Архив школы находился в подвале желтого корпуса. Здесь, в сотнях стеллажей хранились досье на каждого ученика школы, информация обо всех заданиях, отчёты со всех конференций и заседаний совета. Несколько лет назад Вэн выполнил одно деликатное поручение заведующего архивом, после чего получил доступ второго уровня. Иногда в голову мастера приходила светлая идея о том, что используя некоторые детали и свидетельства от "деликатного поручения", оставшиеся у него на руках, он мог бы получить доступ первого уровня, но пока в этом не было необходимости. Спустившись в подвал, Вэн продемонстрировал смотрителю допуск и приступил к поискам. В архиве царил идеальный порядок, поэтому мастеру понадобилось не более часа, чтобы найти информацию обо всех интересовавших его учениках.


Первой он решил проверить тройку, что дежурила с десяти вечера до шести утра. Это время казалось ему самым подходящим для побега. Сейчас, спустя три часа после окончания дежурства, ученицы либо спали, либо обсуждали с родственниками — друзьями подробности "ночного путешествия". Дети не умеют держать язык за зубами.


Хайнан Рашид, судя по досье, попала в Ормрон из одного из бедуинских поселений в великой пустыне. Поэтому девочка жила в общежитии для студентов на втором этаже желтого корпуса. Туда Вэн и направился. Подчиняясь ещё одному старому правилу — "не спрашивай, если можешь подслушать", он замер у двери в комнату Хайнан. Вэну повезло, девушка была в комнате не одна и, судя по разговору, её собеседницей была Рё Натцуме.


— Сказано же было — никому ни слова! — узнать какой голос принадлежит Хайнан было не сложно. Бедуинский акцент ни с чем не спутать. Обычно Вэна раздражали все эти «пришлые», не способные даже выучить язык города, который их приютил, но сейчас мастер порадовался возможности определить, кто из девушек что говорит.

— Да, но между собой-то мы можем всё это обсудить. Они нас два часа продержали в синем корпусе, между прочим. А у меня от него давление поднимается и сердцебиение учащается!

— Великий песок, сердцебиение у неё. Сказано — никому, значит никому. Вы, светлокожие что, своего языка не понимаете?

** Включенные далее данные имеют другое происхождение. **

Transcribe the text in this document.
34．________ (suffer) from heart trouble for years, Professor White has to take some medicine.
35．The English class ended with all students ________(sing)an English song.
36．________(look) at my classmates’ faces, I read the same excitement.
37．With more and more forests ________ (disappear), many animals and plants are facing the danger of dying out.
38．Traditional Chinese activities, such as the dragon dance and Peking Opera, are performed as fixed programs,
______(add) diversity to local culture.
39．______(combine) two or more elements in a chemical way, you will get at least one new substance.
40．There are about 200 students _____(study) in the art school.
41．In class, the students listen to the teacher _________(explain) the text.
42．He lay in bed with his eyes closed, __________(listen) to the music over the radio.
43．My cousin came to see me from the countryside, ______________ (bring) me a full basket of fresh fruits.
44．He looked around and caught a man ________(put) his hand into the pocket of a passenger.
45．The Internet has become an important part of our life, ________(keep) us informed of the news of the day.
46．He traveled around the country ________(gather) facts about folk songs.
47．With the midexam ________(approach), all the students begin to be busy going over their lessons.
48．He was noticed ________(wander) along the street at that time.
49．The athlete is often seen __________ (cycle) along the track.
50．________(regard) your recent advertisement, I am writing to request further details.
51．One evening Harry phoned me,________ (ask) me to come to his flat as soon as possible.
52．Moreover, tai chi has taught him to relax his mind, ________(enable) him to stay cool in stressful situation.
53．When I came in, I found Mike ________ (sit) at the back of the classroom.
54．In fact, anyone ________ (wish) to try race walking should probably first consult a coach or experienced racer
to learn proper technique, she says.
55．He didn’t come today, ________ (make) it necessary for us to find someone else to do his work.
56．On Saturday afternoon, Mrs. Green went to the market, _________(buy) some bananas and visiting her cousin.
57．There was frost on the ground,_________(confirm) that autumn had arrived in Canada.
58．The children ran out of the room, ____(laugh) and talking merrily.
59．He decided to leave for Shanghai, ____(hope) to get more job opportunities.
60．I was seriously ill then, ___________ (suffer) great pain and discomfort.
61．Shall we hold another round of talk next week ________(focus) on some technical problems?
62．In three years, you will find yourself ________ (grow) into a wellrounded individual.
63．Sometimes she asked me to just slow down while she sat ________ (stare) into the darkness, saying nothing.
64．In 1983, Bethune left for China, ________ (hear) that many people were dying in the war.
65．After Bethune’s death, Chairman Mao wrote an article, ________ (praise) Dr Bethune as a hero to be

— Точно. Одна ты тут всё понимаешь. Между прочим, любопытство — часть человеческой натуры. Или у вас, бедунов, не так?

— У нас, бедуинов, — поправила девушку Хайнан, делая ударение на «и». — Если дал слово молчать, то молчишь.

— Хайнаночка, ну пожалуйста… — сменила тактику Рё, — Ну неужели ты не понимаешь, что я всё пропустила! Мне же интересно. Эта Бриан, чтоб её Сусаноо, унёс куда-нибудь подальше, послала меня за кофе. Видите ли, всем не помешает чашечка перед рассветом. И когда я вернулась — уже всё закончилось. Этот, обер-мастер, кажется Томасон или как его там — уже лежал на полу. Между прочим, я сразу поняла, что всё, труп. И Бриан испуганная до жути, руки ходуном вот так ходят. И всё. А ты-то там была! Ну, расскажи же! Кто заклинание читал? Он заставил вас помогать? Кого переносили-то? Не может же быть, чтобы он один прибежал, заставил вас открыть портал, а потом умер от счастья!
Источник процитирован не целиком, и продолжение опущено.